Voy a explicaros mi visión. Es cierto que el sistema democrático, con sus más y sus menos, se presenta como la mejor opción de las conocidas hasta ahora para llegar a acuerdos y resolver conflictos. Esto no lo voy a discutir. Pero, lo que sí os voy a demostrar es hasta qué punto esto se puede pervertir y dejar de tener sentido, como ocurre ahora.

Para ello, os traigo un ejemplo.

Imaginemos una comunidad de propietarios donde cada vecino tiene su propia vivienda y, como es natural, también tiene una participación en las zonas comunes. Como son muchas las personas que habitan en el inmueble, hace falta llegar a consensos y adoptar acuerdos para, por ejemplo, aprobar las normas que rigen la convivencia de la comunidad o para dar el visto bueno a unas obras que afecten al edifico como podría ser la instalación de un ascensor. En este caso, lo que decide la mayoría es acatado por los demás vecinos por la sencilla razón de que todos ellos conocen de antemano qué materias están y qué materias no están sometidas al criterio de esa mayoría.

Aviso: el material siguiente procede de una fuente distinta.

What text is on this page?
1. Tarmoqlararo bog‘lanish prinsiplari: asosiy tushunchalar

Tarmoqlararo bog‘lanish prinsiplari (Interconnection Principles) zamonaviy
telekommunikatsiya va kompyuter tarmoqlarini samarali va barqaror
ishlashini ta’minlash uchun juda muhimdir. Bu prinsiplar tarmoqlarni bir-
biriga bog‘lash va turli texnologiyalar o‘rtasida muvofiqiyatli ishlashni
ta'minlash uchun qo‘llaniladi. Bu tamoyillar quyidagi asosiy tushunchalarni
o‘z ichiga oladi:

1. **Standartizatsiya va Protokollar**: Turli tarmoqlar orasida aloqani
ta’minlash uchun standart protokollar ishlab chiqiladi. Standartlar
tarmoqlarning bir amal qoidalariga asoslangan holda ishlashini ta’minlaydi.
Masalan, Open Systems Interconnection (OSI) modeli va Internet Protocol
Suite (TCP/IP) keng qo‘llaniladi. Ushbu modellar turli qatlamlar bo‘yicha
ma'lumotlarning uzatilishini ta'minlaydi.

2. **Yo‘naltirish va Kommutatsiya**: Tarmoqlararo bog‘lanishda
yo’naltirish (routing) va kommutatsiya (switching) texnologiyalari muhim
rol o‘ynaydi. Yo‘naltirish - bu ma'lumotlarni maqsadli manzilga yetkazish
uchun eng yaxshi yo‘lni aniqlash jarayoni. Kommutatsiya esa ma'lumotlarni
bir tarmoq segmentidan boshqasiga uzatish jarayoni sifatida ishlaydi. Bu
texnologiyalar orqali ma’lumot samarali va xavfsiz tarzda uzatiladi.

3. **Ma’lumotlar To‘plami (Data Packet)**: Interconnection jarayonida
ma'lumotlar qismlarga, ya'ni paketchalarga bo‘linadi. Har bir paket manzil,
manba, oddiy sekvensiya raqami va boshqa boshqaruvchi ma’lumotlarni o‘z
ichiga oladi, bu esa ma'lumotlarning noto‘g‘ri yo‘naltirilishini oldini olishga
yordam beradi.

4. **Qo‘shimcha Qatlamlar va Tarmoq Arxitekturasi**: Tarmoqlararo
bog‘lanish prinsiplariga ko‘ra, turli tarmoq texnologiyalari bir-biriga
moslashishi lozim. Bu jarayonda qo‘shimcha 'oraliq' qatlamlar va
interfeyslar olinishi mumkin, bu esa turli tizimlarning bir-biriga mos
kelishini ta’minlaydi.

Saben perfectamente que, en lo que concierne a su casa, sus vecinos no pueden entrometerse. No tienen ni voz ni voto. Es decir, las competencias que esa junta de vecinos tiene están perfectamente delimitadas.

Imaginemos, ahora, que llega un día en el que se convoca una junta de propietarios donde –por iniciativa de unos cuantos– figura en el orden del día votar el color que deben tener las paredes de las cocinas de las viviendas, la marca de los electrodomésticos a utilizar y el número de plantas que se pueden tener. Evidentemente, aquí surgiría un problema porque: por un lado, habrá vecinos que sí deseen someter a votación esas cuestiones y, por otro lado, los habrá que rechacen de plano esa idea sobre la base de que, de puertas para adentro, son exclusivamente ellos quienes tienen potestad sobre su vivienda.

Parece lógico, ¿no?

Sin embargo, esto que es tan fácil de ver aquí, no resulta tan evidente cuando hablamos de la esfera privada de los individuos. El dinero que ganamos por nuestro trabajo nos pertenece, pero hemos aceptado que sea una mayoría la que pueda disponer de él a su antojo. Es a los padres a los que les corresponde legítimamente decidir lo que le conviene o no a sus hijos mientras éstos sean menores de edad, pero hemos aceptado que sea una mayoría la que escoja, por ejemplo, qué es lo que deben estudiar en las escuelas. También hemos delegado en la tiranía de la mayoría la decisión de qué pensamientos pueden o no pueden expresarse, qué productos debemos o no debemos consumir, cómo un empresario debe o no debe gestionar su negocio, y un sinfín de ámbitos más que antaño sería impensable que estuviesen al arbitrio de la mayoría.

En estos tiempos, donde la línea que separa la esfera privada de la esfera pública se encuentra difuminada a causa del creciente aumento del tamaño del Estado y de sus áreas de poder, y donde un selecto grupo de arrogantes considera desde su superioridad moral que sabe mejor que nadie qué es lo mejor para uno, el acto de votar pierde su sentido. En la actualidad, cuando se vota ya no se está eligiendo cómo gestionar la res pública, sino que se está escogiendo qué se hará con el dinero ajeno y, en última instancia, qué proyecto de vida es el que se le va a imponer al resto.

Así, una vez desaparecido el consenso sobre las materias que deben ser sometidas a votación, ocurre lo mismo que en la comunidad de vecinos: hay ciudadanos que reciben con los brazos abiertos depositar parte de su autonomía y libertad en el estado y hay ciudadanos que –aunque parezca impensable– reclaman el lugar que esa libertad individual merece.

En definitiva, todavía hay quienes no queremos decirles a los demás ni qué tienen que hacer con su dinero ni cómo tienen que vivir.